L’aspirante mago Otto e la sua assistente/fidanzata Anna si ritrovano alle prese con un malvagio riflesso fuoriuscito dallo specchio. L’immagine dell’illusionista si materializza in un momento di sconforto, lo salva dal suicidio imminente e gli promette, in un faustiano patto col diavolo, onori, soldi, gloria e amore. Ma non sarà il vero Otto a goderne, bensì il suo parassitario riflesso, che, attraverso la luce e la rifrazione degli specchi, vivrà di vita propria, compiendo azioni sempre più terribili.

Vero è che l’altro Otto, l’Otto Riflesso, (con il neo/punto dalla parte sbagliata) è pur sempre lui, è l’altra parte di sé, quella oscura che tutti noi possediamo e che ci turba, è l’inconscio, L’Es che potrebbe prendere il sopravvento e trasformarci in mostri da un momento all’altro, basterebbe un allentamento dei freni inibitori, basterebbero una droga o un trauma. Otto è il mister Hyde che si cela in ognuno di noi.

Il riflesso del mago non è catturabile con i mezzi tecnologici, non può essere ripreso né fotografato. Per contrasto, è proprio l’assenza d’immagine, o la sua rifrazione e scomposizione negli specchi, a renderlo più forte, più potente, più visibile. Questa, forse, è una metafora del mondo moderno, dove, paradossalmente, fa più notizia chi non si mostra, (come Elena Ferrante) di chi è tutti i giorni in televisione, e la polverizzazione e frantumazione dei dati nel magma caotico della rete equivale all’annullamento degli stessi.

La storia sarebbe molto godibile, almeno nelle promesse. Si trasforma, però, in una sorta di film snuff, dove, se non si assiste propriamente a un omicidio, il sesso violento e gli stupri quotidiani la fanno da padrone quasi in ogni capitolo. Il tutto è condito in una salsa similfilosofica, quantistica, con ipotesi riguardanti la materia oscura, affascinanti ma che appesantiscono la narrazione (e il linguaggio). Esse contrastano con ciò che rimane, in fondo, solo un thriller d’azione.

È l’equilibrio mutevole delle forze a determinare il successo o meno di un universo ricombinato in varie dimensioni. Ne assaporo ogni volta il piacere evolutivo per puro egotismo, e ne sollecito l’espansione per gioire il più possibile. Sono il contenitore instabile che si dona con generosa curiosità agli eventi consequenziali nel mio interno per poi riappropriarsene alla fine.” (pag 195)

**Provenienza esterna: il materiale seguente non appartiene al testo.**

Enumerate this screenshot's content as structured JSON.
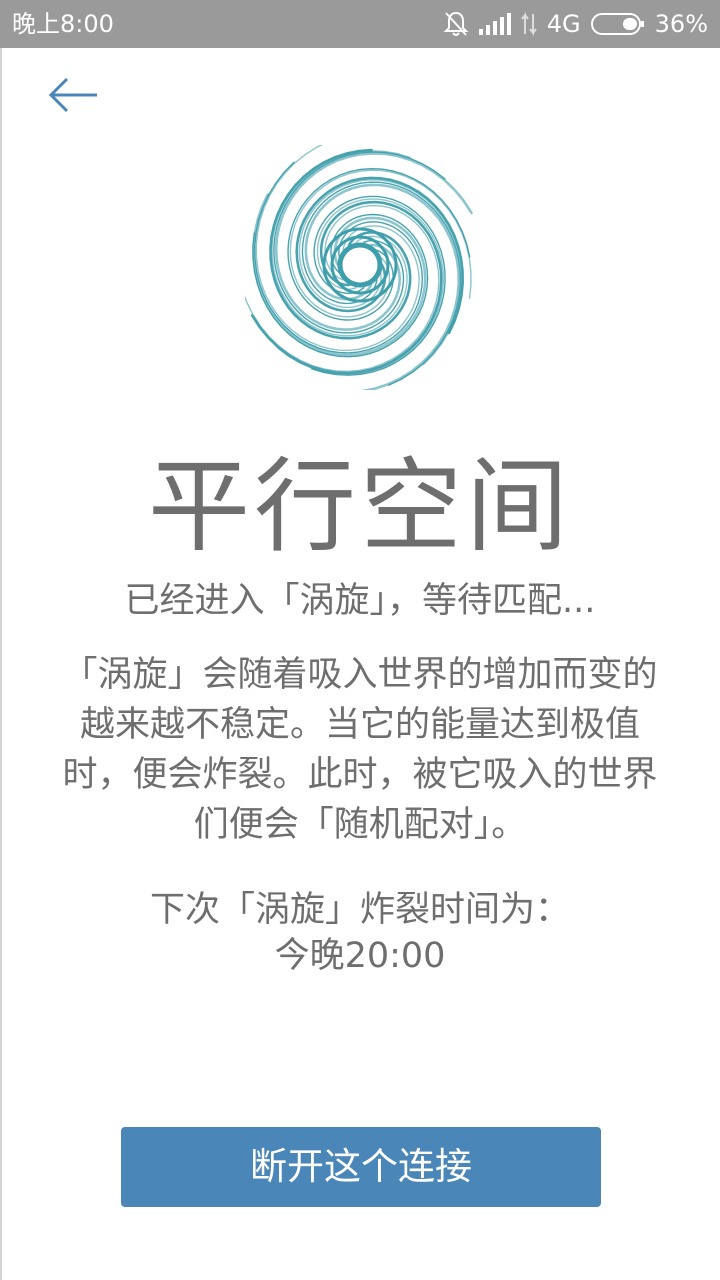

Un evento mai accaduto in tutto l’universo. Una trinità scardinata. La triangolazione monistica della luce-materia-vuoto di un essere organico vivente e pensante era stata finalmente spezzata.” (pag 195)

Si sente che Casalini proviene dalla regia cinematografica: .OTTO. è una sceneggiatura ampliata e sviluppata fino a farne un romanzo. Il finale rimane aperto per un eventuale sequel: abbiamo una cometa con la doppia coda che annuncia la probabile venuta di un anticristo, abbiamo Anna gravida di un maligno figlio della Luce, la quale, forse, avrà anch’essa da combattere col proprio riflesso, come lascia intendere la profezia conclusiva.

La parte più bella della storia è senz’altro quella iniziale, prima che il malvagio abbia il sopravvento. Allora la narrazione è scorrevole e ci appassioniamo alle vicende dei due innamorati con le loro crescenti e realistiche difficoltà. È su questa falsariga che l’autore dovrebbe incamminarsi, a nostro avviso, per ottenere risultati ancora migliori. Quando il protagonista diventa il Riflesso, invece, l’empatia viene a cadere persino verso la vittima Anna, l’immedesimazione non è più possibile, si assiste al crescendo dei misfatti sentendoci disturbati ma non coinvolti, come se, davvero, vedessimo scorrere le immagini su una lastra riflettente.

Lo stile del romanzo, seppure fluido, presenta delle imperfezioni che l’editing non ha corretto, e un fastidioso alternarsi di tempi verbali, sempre più in voga oggi. Sebbene si tratti di una scelta finalizzata a farci vivere le varie dimensioni temporali della narrazione, questa, chiamiamola tecnica, risulta spiazzante e rallenta la lettura. Peculiare, sottolineiamo anche in questo caso, il contrasto fra i passaggi di azione scritti in un linguaggio standard e quelli filosofici che si avvalgono di periodi circonvoluti e artificiosi.